The CIA's internal investigative branch will be subjected to a series of new checks and controls designed to give targets of in-house probes greater ability to defend themselves, CIA Director Michael V. Hayden said in a statement to the agency's employees.
Among the changes is the creation of two positions to oversee the work of the CIA's inspector general, including a "quality control officer" charged with monitoring the inspector's handling of evidence and testimony.
The changes mark the culmination of a controversial inquiry Hayden launched last year into how the inspector general carried out investigations. The probe was driven by complaints from employees who said they had been treated unfairly by the inspector general's office.
The move was seen by some as an attempt to rein in an office that had produced a series of reports harshly critical of top CIA officers and that was in the midst of reviewing some of the agency's most sensitive programs, including its interrogations of terrorism suspects.
But Hayden insisted in a statement issued Thursday to the CIA workforce that the review was designed to "enhance the performance" of the inspector general, a position that is supposed to function as an internal watchdog. A copy of Hayden's statement was obtained Friday by The Times.
Hayden indicated that the changes were being made voluntarily by CIA Inspector General John L. Helgerson, even though Helgerson previously had expressed concern about the inquiry in private conversations with congressional officials and former colleagues.
"John has chosen to take a number of steps to heighten the efficiency, assure the quality and increase the transparency of the investigative process," Hayden said.
Congressional officials said it was too early to determine whether the changes described by Hayden would pose any threat to the independence of the inspector general's office.
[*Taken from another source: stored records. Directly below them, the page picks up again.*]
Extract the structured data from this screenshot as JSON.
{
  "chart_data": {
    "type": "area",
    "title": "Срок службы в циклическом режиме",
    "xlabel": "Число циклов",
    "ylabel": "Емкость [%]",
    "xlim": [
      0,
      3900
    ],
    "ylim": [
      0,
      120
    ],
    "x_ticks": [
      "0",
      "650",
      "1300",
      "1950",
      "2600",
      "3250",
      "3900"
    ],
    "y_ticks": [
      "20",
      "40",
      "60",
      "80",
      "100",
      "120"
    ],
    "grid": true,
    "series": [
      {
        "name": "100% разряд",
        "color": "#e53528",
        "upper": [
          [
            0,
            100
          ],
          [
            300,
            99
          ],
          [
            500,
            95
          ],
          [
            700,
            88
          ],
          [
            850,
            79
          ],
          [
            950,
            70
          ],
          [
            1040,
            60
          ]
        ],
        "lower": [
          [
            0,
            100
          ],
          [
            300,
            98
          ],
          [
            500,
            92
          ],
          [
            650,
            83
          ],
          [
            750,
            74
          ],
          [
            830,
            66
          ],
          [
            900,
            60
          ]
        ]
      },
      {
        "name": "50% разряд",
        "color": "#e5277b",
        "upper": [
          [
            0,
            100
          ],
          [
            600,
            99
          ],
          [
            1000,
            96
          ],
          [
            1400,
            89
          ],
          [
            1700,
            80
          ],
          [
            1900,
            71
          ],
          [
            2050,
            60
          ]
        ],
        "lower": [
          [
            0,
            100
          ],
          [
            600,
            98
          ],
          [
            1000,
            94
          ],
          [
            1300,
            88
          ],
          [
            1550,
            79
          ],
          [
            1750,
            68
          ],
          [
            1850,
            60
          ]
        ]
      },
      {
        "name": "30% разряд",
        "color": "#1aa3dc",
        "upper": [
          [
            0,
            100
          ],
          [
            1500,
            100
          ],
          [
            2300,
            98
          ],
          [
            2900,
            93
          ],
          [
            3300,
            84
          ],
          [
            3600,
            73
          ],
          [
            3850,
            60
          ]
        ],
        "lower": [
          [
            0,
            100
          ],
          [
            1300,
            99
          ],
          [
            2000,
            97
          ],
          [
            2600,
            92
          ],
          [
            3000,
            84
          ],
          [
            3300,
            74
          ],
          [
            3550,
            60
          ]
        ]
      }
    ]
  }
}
"Most of it on its surface looks innocuous," said a senior Democratic staffer on the Senate Intelligence Committee who would discuss committee views only on the condition of anonymity. "But we'd like to hear Helgerson's view on how these procedures are going to work."
The most significant change appears to be the creation of the quality control position. That officer would be required to "attest, among other things, that reports include all exculpatory and relevant mitigating information," according to Hayden's statement.
CIA officials who were targets of investigations in recent years have complained that their accounts and explanations were not given adequate weight in reports issued by Helgerson's office.
In one widely reported case, Helgerson aimed scathing criticism at former CIA Director George J. Tenet and other top officials for their roles in intelligence failures leading up to the Sept. 11 attacks. Helgerson concluded that they "did not discharge their duties in a satisfactory manner" and recommended that they go before special in-house panels to determine whether they should be formally reprimanded.
The conclusions were denounced by targets of the 2005 probe, including Tenet, who issued a statement saying: "The IG is flat wrong."
Hayden said the CIA would also create an ombudsman position on the inspector general's staff to give agency employees "a new, less formal way of communicating any concerns they have" about the conduct of investigations.
Other changes include the installation of new equipment for recording inspector general interviews with employees and the creation of a website that would advise employees on how to obtain legal representation and allow them to examine draft reports of investigations.
Hayden said that Helgerson had also committed to "reducing the time it takes to complete an investigation." Employees have complained that certain Helgerson probes dragged on for years, leaving targeted workers in a state of investigative limbo.
Hayden's review of Helgerson's office was conducted by Robert L. Deitz, an attorney who serves as a senior aide to the director and had worked with Hayden when he was director of the National Security Agency.